The company has projected to generate a small FCF in 2023 ($3-5 million). Thanks to the expected production growth in the next months and years, as the company drills all the 14 wells in the current program, and the cost of each new well stays on or below budget, FCF could beat this estimation and steadily grow the next years.
KEI shows some features of a much larger company in the making, having learnt from previous mistakes to embrace the opportunity. It could be the target of an acquisition by another company in Oklahoma, or it may try to develop the acreage, either way there is a lot of value, if the company excels operationally.

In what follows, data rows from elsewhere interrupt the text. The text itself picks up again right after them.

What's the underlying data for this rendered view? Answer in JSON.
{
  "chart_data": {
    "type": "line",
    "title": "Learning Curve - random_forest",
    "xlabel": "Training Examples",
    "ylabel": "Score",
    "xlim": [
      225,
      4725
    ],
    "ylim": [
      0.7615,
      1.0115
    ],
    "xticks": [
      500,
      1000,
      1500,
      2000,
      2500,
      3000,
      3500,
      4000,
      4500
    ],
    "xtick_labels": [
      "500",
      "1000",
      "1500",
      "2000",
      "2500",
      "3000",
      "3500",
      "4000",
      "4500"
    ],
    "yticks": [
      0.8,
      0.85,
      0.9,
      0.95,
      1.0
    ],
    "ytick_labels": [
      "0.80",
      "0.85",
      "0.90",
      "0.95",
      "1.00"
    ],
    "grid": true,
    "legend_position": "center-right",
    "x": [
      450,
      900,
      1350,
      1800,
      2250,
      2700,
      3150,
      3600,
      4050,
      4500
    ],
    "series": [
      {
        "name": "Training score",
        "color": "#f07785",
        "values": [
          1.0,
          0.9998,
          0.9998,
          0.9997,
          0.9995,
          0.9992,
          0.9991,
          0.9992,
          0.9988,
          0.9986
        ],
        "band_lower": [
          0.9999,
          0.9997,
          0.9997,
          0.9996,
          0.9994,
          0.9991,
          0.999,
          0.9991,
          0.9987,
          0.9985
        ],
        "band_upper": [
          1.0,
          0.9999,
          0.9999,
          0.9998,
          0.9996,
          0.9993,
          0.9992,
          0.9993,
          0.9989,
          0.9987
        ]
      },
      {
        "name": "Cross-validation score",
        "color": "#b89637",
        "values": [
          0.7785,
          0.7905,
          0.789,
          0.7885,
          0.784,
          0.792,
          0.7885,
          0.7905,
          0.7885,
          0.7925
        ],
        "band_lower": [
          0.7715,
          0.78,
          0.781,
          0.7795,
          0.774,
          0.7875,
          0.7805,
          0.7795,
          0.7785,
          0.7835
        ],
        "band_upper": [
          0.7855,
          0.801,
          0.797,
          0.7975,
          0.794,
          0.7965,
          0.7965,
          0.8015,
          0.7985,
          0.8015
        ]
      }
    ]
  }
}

I have taken a small position that I intend the re-evaluate as the situation folds and more data is available.
Disclaimer: at the moment of writing this article, I hold shares of Kolibri Global Energy. However, I may sell my current holding or add more to it at any time. This document only represents the opinion of its author; its content cannot be considered investment advice and it has been prepared only for informative purposes.